Sarabande es el lugar imaginario y secreto que me he creado para combatir el frío de Chicago. Los inviernos en esta parte de Estados Unidos suelen ser largos, llenos de hielo y nieve. Cuando hablo con otros caribeños hay una interrogante que siempre sale a flote, ¿Y tú, ya te has acostumbrado? Respondo que a este frío no hay hueso tropical que se acostumbre… uno se acopla, se adapta y busca cómo compensar. Yo que puedo leer y escribir, me he creado Sarabande, una especie de isla hecha con retazos de momentos que he pasado en islas como Puerto Rico, Curazao, Aruba, Jamaica y Saint Thomas. Pero, ¿qué pasa cuando tienes la oportunidad de viajar a la mediaisla en medio del frío? Un viaje corto al Santo Domingo de mis amores durante la primera nevada de la temporada resulta tan peligroso como encantador.
Luego de casi medio día de vuelos y conexiones, recibo el calor al salir de la terminal del Aeropuerto de las Américas. La nostalgia fue lo peor porque cuando tienes más de veinte años tratando de irte Dominicana te reclama y ya no sé si fueron las lágrimas o el sudor o la humedad pero estaba hecho una sopa. Tomé un taxi que hablaba tanto que me costó hablar también, quizás para dejar de escuchar el curioso acento de su voz… voz que de alguna manera me traía increíblemente el recuerdo de mi padre, que había muerto ahogado en La Caleta, la playa que nos quedaba al frente. Nos detuvimos por unas cervezas y juntos miramos la mar. Jugué con una metáfora que hablaba de una novela en donde se resaltaba que en ningún otro lugar del Caribe el agua conseguía ese tono verdiazul. No por mucho tiempo, dijo el taxista, añadiendo que se llamaba Ángel y que todas las playas dentro de pronto iban a ser clausuradas en nuestro país, la cosa está mala en playas como Güibia, Montesinos, Manresa, Boca Chica… llenas de plástico y de basura… un soberano berenjenal. Reanudamos. El auto va raudo por Las Américas, cae la tarde, tomamos la Avenida España y antes de cruzar el puente flotante y entrar de lleno en las piernas abiertas de la ciudad primada de América, puedo ver oleadas de basura flotando serenamente sobre la superficie del mar.
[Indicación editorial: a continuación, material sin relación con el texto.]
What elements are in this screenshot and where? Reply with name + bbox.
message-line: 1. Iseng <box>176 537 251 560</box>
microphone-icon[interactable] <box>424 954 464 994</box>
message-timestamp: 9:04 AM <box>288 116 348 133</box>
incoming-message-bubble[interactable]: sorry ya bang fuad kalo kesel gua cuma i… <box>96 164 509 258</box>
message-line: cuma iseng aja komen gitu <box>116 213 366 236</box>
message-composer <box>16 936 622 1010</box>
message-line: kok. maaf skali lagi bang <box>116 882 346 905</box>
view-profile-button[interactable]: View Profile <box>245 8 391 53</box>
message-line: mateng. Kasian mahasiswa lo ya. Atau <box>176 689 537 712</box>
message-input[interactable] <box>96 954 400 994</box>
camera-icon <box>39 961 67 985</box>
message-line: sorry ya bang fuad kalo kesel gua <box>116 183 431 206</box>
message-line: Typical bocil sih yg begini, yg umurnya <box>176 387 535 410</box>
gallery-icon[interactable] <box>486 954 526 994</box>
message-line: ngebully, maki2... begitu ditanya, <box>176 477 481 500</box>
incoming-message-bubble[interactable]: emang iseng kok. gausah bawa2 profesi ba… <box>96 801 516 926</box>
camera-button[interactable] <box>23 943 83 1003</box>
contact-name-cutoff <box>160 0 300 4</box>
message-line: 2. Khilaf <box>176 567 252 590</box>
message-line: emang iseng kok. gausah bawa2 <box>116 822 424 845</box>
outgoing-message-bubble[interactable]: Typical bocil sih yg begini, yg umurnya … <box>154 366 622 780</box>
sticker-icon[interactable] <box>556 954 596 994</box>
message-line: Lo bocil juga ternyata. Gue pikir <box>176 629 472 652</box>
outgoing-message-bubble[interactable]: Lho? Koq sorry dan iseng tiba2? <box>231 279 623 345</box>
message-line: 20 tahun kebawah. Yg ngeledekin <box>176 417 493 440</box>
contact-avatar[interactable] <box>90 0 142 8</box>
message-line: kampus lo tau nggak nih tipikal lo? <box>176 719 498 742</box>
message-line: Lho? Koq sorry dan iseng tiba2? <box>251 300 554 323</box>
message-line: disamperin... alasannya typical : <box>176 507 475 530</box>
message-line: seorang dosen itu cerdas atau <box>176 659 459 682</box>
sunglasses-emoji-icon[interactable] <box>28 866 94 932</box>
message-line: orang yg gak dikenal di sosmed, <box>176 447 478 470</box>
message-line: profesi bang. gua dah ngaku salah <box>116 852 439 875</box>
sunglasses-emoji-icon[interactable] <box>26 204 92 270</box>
Pido al taxi que me deje al final de la Avenida del Puerto, justo en donde comienza el Malecón. Entro a un restaurante de carnes y mariscos a la parrilla. Desde ahí la vista de la bahía conformada por Sans Soucy, la desembocadura del Río Ozama y el Mar Caribe es casi perfecta. Pido cerveza, pescado y plátano frito. Empiezo un texto breve pensando que el tiempo tiene sus triquiñuelas. Anoche estaba a tantos grados bajo cero y hoy estoy Caribe y radiante. Escribiendo sobre esta confluencia de río y mar. Justo por aquí hace 500 años aventureros españoles reclamaron esta parte del mundo. El lugar exacto del Fucú que nos hace viralatas hasta el día de hoy. Pagué la cuenta y decidí caminar por la Zona Colonial, esperando en secreto que alguien, algún amigo de mi pasados días por estas calles me reconociera. Varias personas me miraban intrigadas y entre la duda intentaban algún saludo. El resto de pleno me ignoraba. Es cierto, me digo con inevitable tristeza: la parte práctica es que ya no vivo en la mediaisla, la parte metafórica es que inevitablemente la llevo conmigo. Es mi licencia poética, es la excusa perfecta para una adolescencia truncada. ¿Y qué adolescencia no lo es?
Hago las diligencias domésticas y familiares que han obligado este viaje como si le hiciera la autopsia a mi propio cadáver. Durante tres días me dedico cada vez que puedo a caminar el mapa de la Zona Colonial, dejándome sorprender por calles y monumentos, recordando sin rubor cada esquina, un cafetín, un parque. Camino de regreso al aeropuerto le ruego al chófer que siga hasta la playa de Boca Chica. Es probable que me lleve una gran decepción al ver la playa de mi niñez plagada por la prostitución y los excesos. Pero me tomo el riesgo. Todo sea por arrancarle algo al recuerdo o al trópico que alimenta mi Sarabande en medio del frío del Midwest americano.
La naturaleza es justa. El recuerdo no.